A matéria agora segue para o Senado Federal, onde será analisada pela Comissão de Constituição e Justiça (CCJ). A relatoria está a cargo do senador Esperidião Amin (PP-SC), conhecido por sua postura favorável à anistia para os condenados pelos atos de 8 de janeiro. A tramitação no Senado promete reacender o debate, com implicações profundas para a justiça criminal e a percepção de segurança no país.
Perguntas frequentes (FAQ)
O que é o PL da Dosimetria?
O PL da Dosimetria (PL 2.162/2023) é um Projeto de Lei aprovado na Câmara dos Deputados que propõe alterações nas regras de progressão de pena no Brasil, principalmente reduzindo os percentuais de cumprimento da condenação para que o preso possa avançar de regime (fechado para semiaberto, por exemplo).
Quem o PL da Dosimetria potencialmente beneficia?
Embora tenha sido pautado com foco nos condenados pelos atos de 8 de janeiro de 2023, especialistas em direito alertam que o projeto, por ser uma lei geral, pode beneficiar uma gama maior de criminosos comuns, especialmente aqueles envolvidos em delitos não violentos ou mesmo crimes com violência que não estejam listados em títulos específicos do Código Penal.
Quais são as principais críticas contra o PL da Dosimetria?

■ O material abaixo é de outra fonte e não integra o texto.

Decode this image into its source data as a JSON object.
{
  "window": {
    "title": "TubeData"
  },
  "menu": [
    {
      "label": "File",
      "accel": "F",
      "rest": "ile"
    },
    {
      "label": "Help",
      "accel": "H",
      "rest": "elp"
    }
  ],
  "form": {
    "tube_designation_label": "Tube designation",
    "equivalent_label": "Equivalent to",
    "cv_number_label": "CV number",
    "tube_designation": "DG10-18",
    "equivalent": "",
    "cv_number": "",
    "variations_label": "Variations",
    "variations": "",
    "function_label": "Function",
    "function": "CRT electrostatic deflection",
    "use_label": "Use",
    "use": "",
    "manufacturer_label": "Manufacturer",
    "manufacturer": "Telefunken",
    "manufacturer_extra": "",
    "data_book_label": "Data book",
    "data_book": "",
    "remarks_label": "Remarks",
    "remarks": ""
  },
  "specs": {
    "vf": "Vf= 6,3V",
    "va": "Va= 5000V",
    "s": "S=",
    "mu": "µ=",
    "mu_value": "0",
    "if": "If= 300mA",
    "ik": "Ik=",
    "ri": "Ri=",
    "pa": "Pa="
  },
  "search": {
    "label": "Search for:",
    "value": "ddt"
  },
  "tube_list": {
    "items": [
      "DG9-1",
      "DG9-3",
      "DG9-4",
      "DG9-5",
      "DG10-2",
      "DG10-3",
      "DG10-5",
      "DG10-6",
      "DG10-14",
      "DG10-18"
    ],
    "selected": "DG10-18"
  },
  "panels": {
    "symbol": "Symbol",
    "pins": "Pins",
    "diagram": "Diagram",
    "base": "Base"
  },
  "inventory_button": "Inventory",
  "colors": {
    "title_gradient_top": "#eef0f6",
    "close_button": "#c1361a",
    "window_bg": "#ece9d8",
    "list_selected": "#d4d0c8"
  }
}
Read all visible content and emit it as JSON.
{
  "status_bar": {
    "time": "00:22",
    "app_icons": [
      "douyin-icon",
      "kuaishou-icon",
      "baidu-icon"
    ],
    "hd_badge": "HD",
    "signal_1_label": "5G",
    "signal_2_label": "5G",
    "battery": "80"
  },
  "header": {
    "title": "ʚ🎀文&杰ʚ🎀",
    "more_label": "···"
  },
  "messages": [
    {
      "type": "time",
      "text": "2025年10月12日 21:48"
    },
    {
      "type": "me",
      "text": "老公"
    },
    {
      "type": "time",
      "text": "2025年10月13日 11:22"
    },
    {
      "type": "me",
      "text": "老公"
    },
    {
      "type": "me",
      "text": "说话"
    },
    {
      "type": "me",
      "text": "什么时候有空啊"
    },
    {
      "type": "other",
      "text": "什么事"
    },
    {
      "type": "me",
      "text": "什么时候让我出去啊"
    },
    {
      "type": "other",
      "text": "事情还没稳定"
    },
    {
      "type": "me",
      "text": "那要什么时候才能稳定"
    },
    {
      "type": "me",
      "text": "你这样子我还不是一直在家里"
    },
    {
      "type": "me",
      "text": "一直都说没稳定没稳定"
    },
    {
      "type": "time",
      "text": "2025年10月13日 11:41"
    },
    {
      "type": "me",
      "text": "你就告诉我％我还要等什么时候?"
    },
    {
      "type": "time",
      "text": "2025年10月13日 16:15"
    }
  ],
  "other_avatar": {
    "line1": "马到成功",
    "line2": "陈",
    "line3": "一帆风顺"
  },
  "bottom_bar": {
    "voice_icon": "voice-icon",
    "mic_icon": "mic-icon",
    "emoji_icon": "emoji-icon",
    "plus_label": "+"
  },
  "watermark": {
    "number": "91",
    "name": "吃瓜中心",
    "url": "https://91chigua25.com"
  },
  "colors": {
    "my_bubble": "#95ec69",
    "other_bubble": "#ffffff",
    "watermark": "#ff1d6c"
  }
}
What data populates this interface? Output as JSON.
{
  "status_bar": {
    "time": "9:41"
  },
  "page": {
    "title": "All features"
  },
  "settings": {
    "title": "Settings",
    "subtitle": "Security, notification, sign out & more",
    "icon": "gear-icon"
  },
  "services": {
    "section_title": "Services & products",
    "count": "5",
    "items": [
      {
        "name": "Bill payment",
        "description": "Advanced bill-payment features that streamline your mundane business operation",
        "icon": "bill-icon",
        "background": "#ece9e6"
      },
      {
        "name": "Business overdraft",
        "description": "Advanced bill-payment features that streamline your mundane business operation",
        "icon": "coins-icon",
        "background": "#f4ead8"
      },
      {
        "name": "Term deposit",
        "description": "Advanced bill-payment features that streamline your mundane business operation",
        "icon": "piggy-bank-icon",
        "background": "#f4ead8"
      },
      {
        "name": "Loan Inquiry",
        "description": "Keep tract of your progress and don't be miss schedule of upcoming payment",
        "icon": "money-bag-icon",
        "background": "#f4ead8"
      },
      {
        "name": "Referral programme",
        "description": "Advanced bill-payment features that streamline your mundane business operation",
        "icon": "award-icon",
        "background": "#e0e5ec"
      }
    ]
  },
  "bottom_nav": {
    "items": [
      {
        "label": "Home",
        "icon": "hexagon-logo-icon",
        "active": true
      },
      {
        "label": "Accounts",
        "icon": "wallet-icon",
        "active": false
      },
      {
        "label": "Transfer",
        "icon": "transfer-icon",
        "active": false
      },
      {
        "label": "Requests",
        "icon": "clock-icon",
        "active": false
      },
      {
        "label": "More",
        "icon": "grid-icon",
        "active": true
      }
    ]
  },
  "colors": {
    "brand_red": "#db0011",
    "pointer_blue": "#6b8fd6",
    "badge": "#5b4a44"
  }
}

As principais críticas incluem o afrouxamento significativo dos percentuais de progressão de pena em comparação com a lei atual, o risco de distorções jurídicas ao tentar legislar para casos específicos e a contradição com outros projetos de lei que visam endurecer as regras de segurança pública, fragilizando o sistema penal como um todo.
Quais são os próximos passos para o PL da Dosimetria?
Após a aprovação na Câmara dos Deputados, o PL da Dosimetria será analisado no Senado Federal, começando pela Comissão de Constituição e Justiça (CCJ). Se aprovado, segue para votação em plenário e, posteriormente, para sanção ou veto presidencial.